Ники хотел что-то сказать, но, так и не решившись, оставил его вопрос без ответа, потому что говорить ему было нелегко. В голове запрыгали разные мысли, а потом вдруг всплыло четырнадцатое мая одна тысяча восемьсот девяносто шестого года. Под этой датой состоялось его священное коронование. День обручения с русским народом выдался превосходным. На небе не было ни единого облачка.
По старой традиции коронация состоялась в первопрестольной. Гости и виновники торжества съехались в Москву. Утром Ники и Аликс вышли из Петровского дворца на площадь, запруженную простолюдинами до отказа, и сразу же грянул выстрел из пушки. Раздались восторженные оглушительные крики “ура”. Придворный оркестр заиграл “Боже царя храни”.
Колонна, возглавленная взводом жандармов с главным полицмейстером, пришла в движение.

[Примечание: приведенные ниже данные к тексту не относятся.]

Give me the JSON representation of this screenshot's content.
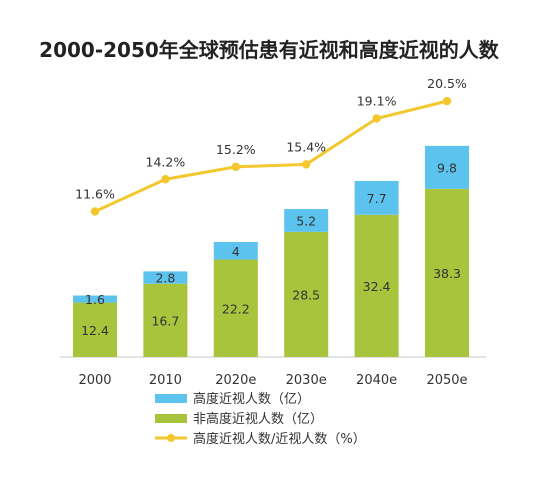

За ними пошли кубанцы, терцы в нарядной казачьей форме, следом двинулись представители разных сословий, народностей и других казачьих войск России, за ними зашагали придворные служащие и лакеи, представители земств, городов, дворянства, купечества и представители иностранных государств со всей Земли. Пушка дала второй выстрел. Тут же ударили колокола всех московских церквей, и снова грянуло многоголосое дружное “ура”.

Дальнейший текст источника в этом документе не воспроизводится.